From 2016, the chessmen will be permanently housed on their “home” island for the first time in 180 years, when they arrive at a purpose-built gallery from the British Museum. For advocates of the Marbles’ return to Greece, the move sets a clear precedent.
“So many of the original objections put up by the British Museum for refusing to return the Marbles to Athens have been swept aside,” said Tom Flynn, of the British Committee for the Reunification of the Parthenon Marbles. “There are no reasons remaining to prevent them entering a dialogue with the Greeks now about the terms of and conditions under which return might be considered.”
The chessmen will arrive on “long-term loan” at Lews Castle, high above Stornoway harbour, where work goes on to complete the £8.5 million museum which will be their home.
The island’s new centre is being built to a demanding specification. The pieces, each carved from walrus ivory, will be exhibited behind 11.5mm anti-bandit glass, and there are tremor alarms and lockdown systems to prevent vandalism or theft.
The Greek Government believes that the issue of the Marbles is clear-cut, said Evangelos Venizelos, the Deputy Prime Minister.
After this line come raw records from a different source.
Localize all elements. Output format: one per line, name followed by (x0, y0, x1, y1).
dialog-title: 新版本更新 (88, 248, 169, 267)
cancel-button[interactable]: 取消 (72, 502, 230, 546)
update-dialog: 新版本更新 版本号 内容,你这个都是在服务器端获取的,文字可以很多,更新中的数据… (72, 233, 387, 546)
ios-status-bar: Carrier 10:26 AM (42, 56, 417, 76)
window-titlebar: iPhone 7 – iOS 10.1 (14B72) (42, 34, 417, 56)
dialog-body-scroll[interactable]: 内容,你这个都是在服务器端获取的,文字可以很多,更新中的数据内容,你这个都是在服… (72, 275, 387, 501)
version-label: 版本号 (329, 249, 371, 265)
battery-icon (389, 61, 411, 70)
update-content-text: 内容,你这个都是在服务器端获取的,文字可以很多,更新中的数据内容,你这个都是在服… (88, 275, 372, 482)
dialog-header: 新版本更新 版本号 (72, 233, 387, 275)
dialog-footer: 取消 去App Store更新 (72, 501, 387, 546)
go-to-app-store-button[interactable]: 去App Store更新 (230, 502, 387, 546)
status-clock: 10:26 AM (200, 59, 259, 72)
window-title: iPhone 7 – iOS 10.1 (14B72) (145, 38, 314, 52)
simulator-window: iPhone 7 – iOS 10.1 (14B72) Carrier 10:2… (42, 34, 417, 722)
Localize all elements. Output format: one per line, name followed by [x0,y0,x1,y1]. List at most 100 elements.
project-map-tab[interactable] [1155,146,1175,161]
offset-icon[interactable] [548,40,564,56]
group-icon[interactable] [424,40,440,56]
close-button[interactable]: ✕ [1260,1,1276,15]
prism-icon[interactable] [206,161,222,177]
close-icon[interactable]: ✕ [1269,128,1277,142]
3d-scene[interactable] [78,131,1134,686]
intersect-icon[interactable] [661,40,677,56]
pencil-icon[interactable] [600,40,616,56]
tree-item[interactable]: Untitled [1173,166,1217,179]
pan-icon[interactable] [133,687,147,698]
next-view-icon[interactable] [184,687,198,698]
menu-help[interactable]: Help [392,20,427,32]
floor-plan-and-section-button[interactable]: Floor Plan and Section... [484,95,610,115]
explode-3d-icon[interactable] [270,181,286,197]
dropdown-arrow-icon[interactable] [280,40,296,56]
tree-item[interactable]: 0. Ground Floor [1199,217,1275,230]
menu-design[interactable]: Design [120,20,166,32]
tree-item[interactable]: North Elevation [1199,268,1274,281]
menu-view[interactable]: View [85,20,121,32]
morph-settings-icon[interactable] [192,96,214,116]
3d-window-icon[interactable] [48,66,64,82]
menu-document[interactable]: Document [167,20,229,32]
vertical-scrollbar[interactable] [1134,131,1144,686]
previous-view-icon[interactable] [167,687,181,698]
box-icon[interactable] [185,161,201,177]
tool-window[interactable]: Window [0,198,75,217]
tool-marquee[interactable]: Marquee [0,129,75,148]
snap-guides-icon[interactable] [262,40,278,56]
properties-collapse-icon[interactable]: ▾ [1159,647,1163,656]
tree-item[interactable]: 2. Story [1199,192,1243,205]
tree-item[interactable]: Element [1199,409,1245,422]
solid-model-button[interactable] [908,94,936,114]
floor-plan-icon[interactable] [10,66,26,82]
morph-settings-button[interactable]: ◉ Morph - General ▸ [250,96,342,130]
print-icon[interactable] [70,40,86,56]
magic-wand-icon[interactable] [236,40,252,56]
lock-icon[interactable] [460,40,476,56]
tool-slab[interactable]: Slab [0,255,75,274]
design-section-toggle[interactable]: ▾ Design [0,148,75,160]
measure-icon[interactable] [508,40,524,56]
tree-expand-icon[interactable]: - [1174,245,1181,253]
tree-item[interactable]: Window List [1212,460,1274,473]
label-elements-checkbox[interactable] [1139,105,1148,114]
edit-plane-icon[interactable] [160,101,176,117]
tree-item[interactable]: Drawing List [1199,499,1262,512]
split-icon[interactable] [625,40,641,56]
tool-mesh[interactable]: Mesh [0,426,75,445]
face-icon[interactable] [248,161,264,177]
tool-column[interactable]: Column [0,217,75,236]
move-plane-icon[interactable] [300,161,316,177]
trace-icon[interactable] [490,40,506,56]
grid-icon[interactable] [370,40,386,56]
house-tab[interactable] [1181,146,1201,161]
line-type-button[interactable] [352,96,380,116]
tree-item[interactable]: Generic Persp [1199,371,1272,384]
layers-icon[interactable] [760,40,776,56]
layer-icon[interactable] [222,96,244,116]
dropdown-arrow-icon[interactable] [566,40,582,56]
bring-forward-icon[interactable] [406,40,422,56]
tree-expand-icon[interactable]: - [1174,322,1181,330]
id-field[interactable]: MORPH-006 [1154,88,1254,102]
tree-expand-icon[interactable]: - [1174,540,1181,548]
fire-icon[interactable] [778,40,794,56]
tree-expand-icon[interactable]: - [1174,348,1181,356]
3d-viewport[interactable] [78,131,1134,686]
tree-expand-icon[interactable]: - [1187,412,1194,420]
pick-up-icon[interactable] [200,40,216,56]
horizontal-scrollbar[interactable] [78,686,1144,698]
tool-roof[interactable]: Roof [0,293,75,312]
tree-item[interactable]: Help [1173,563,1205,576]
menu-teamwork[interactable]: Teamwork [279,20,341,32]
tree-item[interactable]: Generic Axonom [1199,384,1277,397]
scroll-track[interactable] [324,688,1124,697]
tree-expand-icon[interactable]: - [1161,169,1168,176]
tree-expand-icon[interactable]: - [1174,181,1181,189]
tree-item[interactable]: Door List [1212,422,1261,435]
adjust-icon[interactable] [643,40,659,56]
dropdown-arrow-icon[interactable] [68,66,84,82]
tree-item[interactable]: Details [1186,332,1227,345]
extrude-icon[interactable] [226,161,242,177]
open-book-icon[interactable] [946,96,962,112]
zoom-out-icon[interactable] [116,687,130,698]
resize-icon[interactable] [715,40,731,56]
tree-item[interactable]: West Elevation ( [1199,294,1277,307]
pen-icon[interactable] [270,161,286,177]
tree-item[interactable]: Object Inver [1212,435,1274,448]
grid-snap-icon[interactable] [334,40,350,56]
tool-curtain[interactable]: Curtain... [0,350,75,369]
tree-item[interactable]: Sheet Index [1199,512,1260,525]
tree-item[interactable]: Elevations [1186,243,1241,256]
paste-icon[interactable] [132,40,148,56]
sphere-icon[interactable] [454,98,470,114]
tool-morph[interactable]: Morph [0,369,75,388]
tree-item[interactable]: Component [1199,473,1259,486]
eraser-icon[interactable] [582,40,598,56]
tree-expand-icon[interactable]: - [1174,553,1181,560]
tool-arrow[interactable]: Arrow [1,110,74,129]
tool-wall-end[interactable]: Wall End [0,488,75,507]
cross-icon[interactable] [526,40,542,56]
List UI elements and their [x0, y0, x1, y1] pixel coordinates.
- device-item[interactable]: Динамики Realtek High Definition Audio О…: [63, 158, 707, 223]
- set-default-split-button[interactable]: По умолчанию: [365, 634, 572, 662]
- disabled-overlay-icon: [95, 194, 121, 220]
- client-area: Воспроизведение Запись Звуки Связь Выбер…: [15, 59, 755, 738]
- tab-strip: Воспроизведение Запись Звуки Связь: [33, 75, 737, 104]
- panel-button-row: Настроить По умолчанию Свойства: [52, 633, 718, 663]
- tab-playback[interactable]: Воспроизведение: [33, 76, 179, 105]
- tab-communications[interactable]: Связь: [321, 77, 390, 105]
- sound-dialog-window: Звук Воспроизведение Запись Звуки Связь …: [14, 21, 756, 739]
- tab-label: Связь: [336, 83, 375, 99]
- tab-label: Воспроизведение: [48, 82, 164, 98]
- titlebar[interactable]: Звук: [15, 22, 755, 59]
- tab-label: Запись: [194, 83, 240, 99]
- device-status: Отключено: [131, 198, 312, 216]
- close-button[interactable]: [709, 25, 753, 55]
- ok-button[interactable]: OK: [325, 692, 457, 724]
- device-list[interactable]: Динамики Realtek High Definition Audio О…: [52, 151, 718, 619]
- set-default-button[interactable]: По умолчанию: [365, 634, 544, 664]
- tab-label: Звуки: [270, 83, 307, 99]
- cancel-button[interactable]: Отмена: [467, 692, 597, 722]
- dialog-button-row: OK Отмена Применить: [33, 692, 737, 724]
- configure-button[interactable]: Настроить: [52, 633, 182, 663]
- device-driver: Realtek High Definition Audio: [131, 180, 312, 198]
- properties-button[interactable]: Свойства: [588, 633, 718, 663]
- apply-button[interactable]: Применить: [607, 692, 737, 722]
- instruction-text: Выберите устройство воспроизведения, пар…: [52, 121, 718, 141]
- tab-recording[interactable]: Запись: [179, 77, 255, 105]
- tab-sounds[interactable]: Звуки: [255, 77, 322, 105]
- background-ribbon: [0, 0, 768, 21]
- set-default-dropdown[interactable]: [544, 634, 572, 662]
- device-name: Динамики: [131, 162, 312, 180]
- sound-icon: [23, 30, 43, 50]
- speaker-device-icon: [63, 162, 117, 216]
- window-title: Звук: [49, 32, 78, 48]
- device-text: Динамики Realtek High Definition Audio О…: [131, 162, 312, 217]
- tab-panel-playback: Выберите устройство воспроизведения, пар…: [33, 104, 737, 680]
The request to return the Marbles was not simply made in the name of his country, but “in the name of the cultural heritage of the world and with the voice of the mutilated monument itself, that cries out for its marbles to be returned”.
Made in the 12th century, the chessmen were discovered near Uig on the Isle of Lewis some time before 1831. They were then taken from the island — “looted” according to one school of thought — arriving in Edinburgh, where they were acquired by a dealer in antiquities. He sold ten pieces to a local collector, and these now form the basis of the small collection at the National Museum of Scotland. The remaining 82 were sold to the British Museum.
Linda Fabiani MSP, a former SNP Culture Minister, said: “There are strong feelings in the Western Isles and throughout Scotland that all the chessmen should be returned from London,” she said. “The same applies to the Elgin Marbles.”
The British Museum said: “The simple precondition required by the trustees before they will consider whether or not to lend an object is that the borrowing institution acknowledges the British Museum’s ownership of the object. In the case of the Lewis chessmen, the Scottish government acknowledges the museum’s trustees’ title. The Greek Government does not recognise that the trustees own the Parthenon sculptures on behalf of the world public and has not requested a loan of these objects.”